Additional supplementary information cited in this article can be found online in the Supporting Information section (http://onlinelibrary.wiley.com/doi/10.1002/acr.25306).

Author disclosures and graphical abstract are available at https://onlinelibrary.wiley.com/doi/10.1002/acr.25306.

Abstract

Objective

Biologic disease-modifying antirheumatic drugs (bDMARDs) are immunosuppressants, and there have been concerns that they might impact tumor immunity in patients with cancer with rheumatoid arthritis (RA). The purpose of this study was to describe the utilization trends of bDMARD in patients with RA after breast cancer (BC) diagnosis.

Methods

We performed a retrospective cohort study of adults with RA and BC (2008 onward) from Optum's de-identified Clinformatics® Data Mart Database (CDM); the Surveillance, Epidemiology, and End Results Program (SEER) Medicare; and the Texas Cancer Registry (TCR) Medicare databases. We evaluated bDMARD utilization trends during the first three years after BC. We conducted multivariable logistic regression to evaluate the association of utilization with patient characteristics.

Results

A total 1,412 patients were identified in CDM and 1,439 patients in SEER/TCR-Medicare.

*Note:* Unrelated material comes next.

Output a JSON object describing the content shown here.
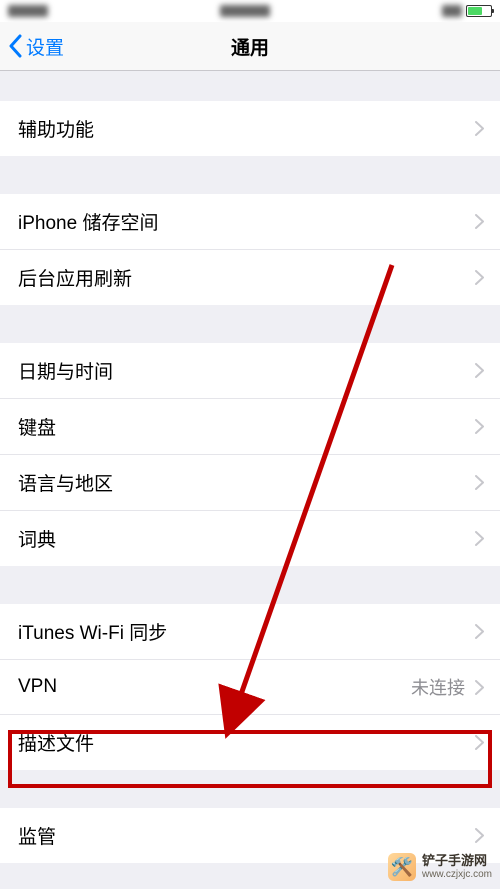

During the three months before BC diagnosis, 28.2% (CDM) and 26.9% (SEER/TCR-Medicare) patients had received bDMARDs. Within the first three years after diagnosis, 24.1% (CDM) and 26.4% (SEER/TCR-Medicare) were receiving bDMARDs. About 70% of the patients in the two cohorts received glucocorticoids with no significant time trend increases. The largest predictor of bDMARD utilization was prior use before BC (CDM: odds ratio [OR] 27.15, 95% confidence interval [CI] 19.29–38.19; SEER/TCR: OR 18.98, 95% CI 13.72–26.26). Regional and distant BC compared to in situ or localized were also associated with lower bDMARDs utilization in SEER/TCR-Medicare (OR 0.54, 95% CI 0.36–0.82; OR 0.31, 95% CI 0.13–0.77, respectively).

Conclusion

The utilization of tumor necrosis factor inhibitors and other bDMARDs in patients with RA and recent BC has not increased since 2008. Glucocorticoids utilization remained high. The largest predictor of bDMARD utilization was prior use before BC.